Since some films have 2 or 3 directors and 2 countries, I changed the 'director' and 'country' fields type from TEXT to JSONB. I also added the 'poster' field for posters' urls.

After the table creation I inserted the data from the ParserWikiPage variable parser one by one. Then I checked the correctness of insertions.

In [1]:
import requests
from bs4 import BeautifulSoup
import bs4
import warnings
warnings.filterwarnings('ignore')
import re

URL = "https://en.wikipedia.org/wiki/List_of_highest-grossing_films"
HEADERS = {'User-Agent': 'Mozilla/5.0'}

def get_soup(url=None):
    """ Return a parsed tag tree of our Nobel prize page """
    if not url:
        response = requests.get(URL, headers=HEADERS)
    else:
        response = requests.get(url, headers=HEADERS)
    if response.status_code != 200:
        print(response.status_code)
    return BeautifulSoup(response.content, "lxml")

# soup = get_soup()

In [2]:
class ParserWikiPage():
    def __init__(self, main_url: str=None):
        """ Init method.
        Args:
            main_url (str, optional): The default wiki paage with a table and links inside. Defaults to None.
        """
        # during the main page's table parsing keep the links to films, which contain more information about movies
        self.films_urls = []
        if main_url:
            self.URL: str = main_url
        else:
            self.URL: str = URL
        # list of dictionaries, each contains film data (title, revenue, etc.)
        self.films = None

    def parse(self):
        """ Main method. Demosntrates the logic: parse the main page first,
            extract films' urls from it, and parse each film separately."""
        self.parse_main_page()
        self.parse_films()
        

    def find_table(self, url: str=None, table_class: str='wikitable') -> bs4.element.Tag:
        """ Method for finding desired tables on the page
        Args:
            url (str, optional): url of a page containing a table. Defaults to None.
            table_class (str, optional): the 'name' of a searched table. Defaults to None.
        Returns:
            bs4.element.Tag: element <table> is returned.
        """
        # if no url and table class => use defauld settings:
        # url = URL — base page with table of movies;
        # table_class='wikitable' — table on the page
        if not url:
            soup = get_soup(self.URL)
        else:
            soup = get_soup(url)

        # find and return the desired table
        table = soup.find('table', {'class':table_class})
        return table
    
    
    def parse_main_page(self, ) -> None:
        """ Method for parsing the main page.
            1) find the table
            2) split the table by rows (extract all <tr> elements), each row = a film
            3) parse each row (except the heading) - extract values: 
            3.1) find all table data <td> elements (table cells)
            3.2) each <td> contains <th> - cell with film name (and film link but it is parsed separately)
            3.3) assign values rank, peak, etc. (separate <td> elements)
            4) parse values separately:
            4.1) extract film title and get rid of some extra symbols
            4.2) parse peak: get rid of <sup> elements using regex (because it was extracted as text from a cell)
            4.3) compile the film url
            4.4) turn revenue (box_office) into a number
            5) form the dictionary
        """
        # 1) and 2) steps
        films_rank_table = self.find_table(self.URL, 'wikitable')
        rows = films_rank_table.find_all('tr')[1:]
        films = []
        # 3)
        for row in rows:
            tds = row.find_all('td')  # table data
            film_field = row.select_one('th')
            rank, peak, box_office, year = tds[0].text.strip(), tds[1].text.strip(), tds[2].text.strip(), tds[3].text.strip() 
            
            # 4)
            name = film_field.text.strip()
            acceptable_smbols = '012345678 .:&–'
            name = ''.join([symbol for symbol in name if symbol.isalpha() or symbol in acceptable_smbols])
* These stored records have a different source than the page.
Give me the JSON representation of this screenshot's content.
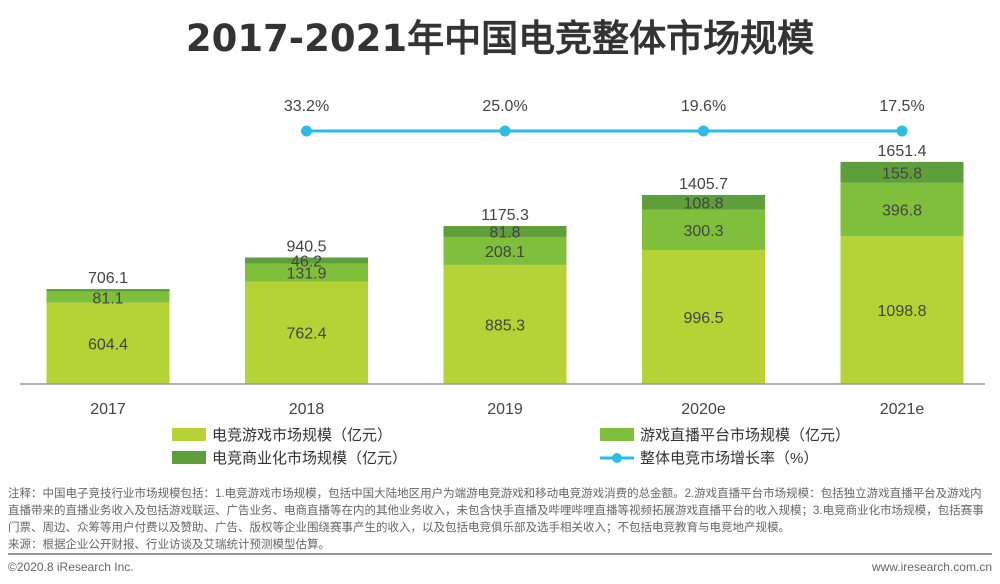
{
  "chart_data": {
    "type": "bar",
    "title": "2017-2021年中国电竞整体市场规模",
    "categories": [
      "2017",
      "2018",
      "2019",
      "2020e",
      "2021e"
    ],
    "series": [
      {
        "name": "电竞游戏市场规模（亿元）",
        "color": "#b5d334",
        "values": [
          604.4,
          762.4,
          885.3,
          996.5,
          1098.8
        ],
        "labels": [
          "604.4",
          "762.4",
          "885.3",
          "996.5",
          "1098.8"
        ]
      },
      {
        "name": "游戏直播平台市场规模（亿元）",
        "color": "#7fbf3c",
        "values": [
          81.1,
          131.9,
          208.1,
          300.3,
          396.8
        ],
        "labels": [
          "81.1",
          "131.9",
          "208.1",
          "300.3",
          "396.8"
        ]
      },
      {
        "name": "电竞商业化市场规模（亿元）",
        "color": "#5e9f3b",
        "values": [
          20.6,
          46.2,
          81.8,
          108.8,
          155.8
        ],
        "labels": [
          "",
          "46.2",
          "81.8",
          "108.8",
          "155.8"
        ]
      }
    ],
    "totals": [
      "706.1",
      "940.5",
      "1175.3",
      "1405.7",
      "1651.4"
    ],
    "line": {
      "name": "整体电竞市场增长率（%）",
      "color": "#2bbde6",
      "values": [
        null,
        33.2,
        25.0,
        19.6,
        17.5
      ],
      "labels": [
        "",
        "33.2%",
        "25.0%",
        "19.6%",
        "17.5%"
      ]
    },
    "legend": "bottom"
  },
  "note": "注释：中国电子竞技行业市场规模包括：1.电竞游戏市场规模，包括中国大陆地区用户为端游电竞游戏和移动电竞游戏消费的总金额。2.游戏直播平台市场规模：包括独立游戏直播平台及游戏内直播带来的直播业务收入及包括游戏联运、广告业务、电商直播等在内的其他业务收入，未包含快手直播及哔哩哔哩直播等视频拓展游戏直播平台的收入规模；3.电竞商业化市场规模，包括赛事门票、周边、众筹等用户付费以及赞助、广告、版权等企业围绕赛事产生的收入，以及包括电竞俱乐部及选手相关收入；不包括电竞教育与电竞地产规模。",
  "source": "来源：根据企业公开财报、行业访谈及艾瑞统计预测模型估算。",
  "copyright": "©2020.8 iResearch Inc.",
  "website": "www.iresearch.com.cn"
}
            peak = re.sub(r'[A-Z]+\d?', '', peak)

            film_url = "https://en.wikipedia.org/" + row.find('i').find('a').get('href')
            self.films_urls.append(film_url)
            
            
            box_office = re.findall('\$.{0,20}', box_office)[0]
            box_office = int(re.sub(',', '', box_office[1:]))
            
            # 5)
            films.append({
                'name':name,
                'year':int(year),
                'rank':int(rank),
                'peak':int(peak),
                'revenue':box_office,
                'wiki_page': film_url,
            })
        self.films = films
    

    def parse_films(self) -> None:
        """ Method for parsing each film separately.
            self.films - list of dictionaries
            Use of self.parse_film_page()
        """  
        for film in self.films:
            film['director'] = []
            film['country'] = []
            film['poster'] = None
            url = film['wiki_page']
            self.parse_film_page(url, film)


    def parse_film_page(self, url:str, film: dict) -> None:
        """ Method for parsing a film page.
        Args:
            url (str): film url
            film (dict): dictionary of already collected data for a film (from the main page)
        """
        # find the table 'infobox vevent' on the page (a column on the right side of a page)
        # and split it into rows (get rid of the 1st one containing film name)
        film_info = self.find_table(url, 'infobox vevent')
        rows = film_info.find_all('tr')[1:]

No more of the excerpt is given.